Back home, I once again retired to the quiet solace of my room and took out my Death Folder. It told everyone why I had died, it told them to have strength. Whenever I had feelings that I could tell no one, I would write them on scraps of paper and tuck them inside. This time was no different. Taking another piece of paper, I settled back on my bed and began to write.
'Today I decided not to have much chemo. No one understands why. The truth is that I believe I have suffered enough and I will take my beating in due course, why should I have to endure weeks of feeling sick and being dizzy? You cannot understand because you are not me. I have chosen my own fate. So I know I will die. Therefore I need to go in my own way. I hope you all understand and please do not resent my choices, because I know deep down in your hearts, you will one day.'
This I also stuffed in the green folder and shoved it back under my bed.

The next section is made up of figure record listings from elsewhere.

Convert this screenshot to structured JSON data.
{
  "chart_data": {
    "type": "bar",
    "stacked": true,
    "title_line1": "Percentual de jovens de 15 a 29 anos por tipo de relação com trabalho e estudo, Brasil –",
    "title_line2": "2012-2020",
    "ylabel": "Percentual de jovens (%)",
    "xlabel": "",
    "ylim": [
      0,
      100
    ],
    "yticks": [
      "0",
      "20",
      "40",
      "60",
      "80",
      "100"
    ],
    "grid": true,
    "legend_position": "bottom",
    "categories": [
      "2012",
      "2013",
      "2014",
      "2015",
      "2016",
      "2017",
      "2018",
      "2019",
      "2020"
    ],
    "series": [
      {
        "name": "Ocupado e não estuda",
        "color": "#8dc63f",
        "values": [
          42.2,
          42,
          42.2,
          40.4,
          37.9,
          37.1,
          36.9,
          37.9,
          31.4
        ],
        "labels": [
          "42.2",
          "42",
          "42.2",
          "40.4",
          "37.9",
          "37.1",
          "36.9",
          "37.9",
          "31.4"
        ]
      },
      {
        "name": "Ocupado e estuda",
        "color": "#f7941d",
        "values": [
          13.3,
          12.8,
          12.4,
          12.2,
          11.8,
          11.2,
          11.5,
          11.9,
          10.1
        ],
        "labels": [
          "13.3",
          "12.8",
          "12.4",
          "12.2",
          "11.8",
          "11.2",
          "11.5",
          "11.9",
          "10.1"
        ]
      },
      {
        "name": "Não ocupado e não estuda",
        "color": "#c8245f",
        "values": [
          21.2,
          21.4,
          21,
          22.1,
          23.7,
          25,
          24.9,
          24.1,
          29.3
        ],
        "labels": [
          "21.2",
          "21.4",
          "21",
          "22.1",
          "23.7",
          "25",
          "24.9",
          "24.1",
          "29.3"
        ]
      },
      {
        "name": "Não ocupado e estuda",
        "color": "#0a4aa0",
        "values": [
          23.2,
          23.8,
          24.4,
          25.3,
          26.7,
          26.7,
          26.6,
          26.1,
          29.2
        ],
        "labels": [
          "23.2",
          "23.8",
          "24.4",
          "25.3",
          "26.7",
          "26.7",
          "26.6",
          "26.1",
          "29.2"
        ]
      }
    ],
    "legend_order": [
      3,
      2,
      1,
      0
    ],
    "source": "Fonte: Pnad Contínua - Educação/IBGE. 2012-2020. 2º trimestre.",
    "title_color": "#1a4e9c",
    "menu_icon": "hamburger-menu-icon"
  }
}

Exhausted from all the emotional stress I was under, I lay on top of my covers, staring up at the blank wall, all but lost to the world.
Absentmindedly, I pictured my funeral. My coffin was cheap, just as instructed. Half of the school seemed to be crammed into the pews, along with a couple of teachers, Miss Davis, my parents, my brother and Heidi. All of them were crying as the minister read out my favourite bible passage, Corinthians 4-8. The scene was oddly serene and beautiful, but only because I was not part of the sorrow and I was glad I wasn't.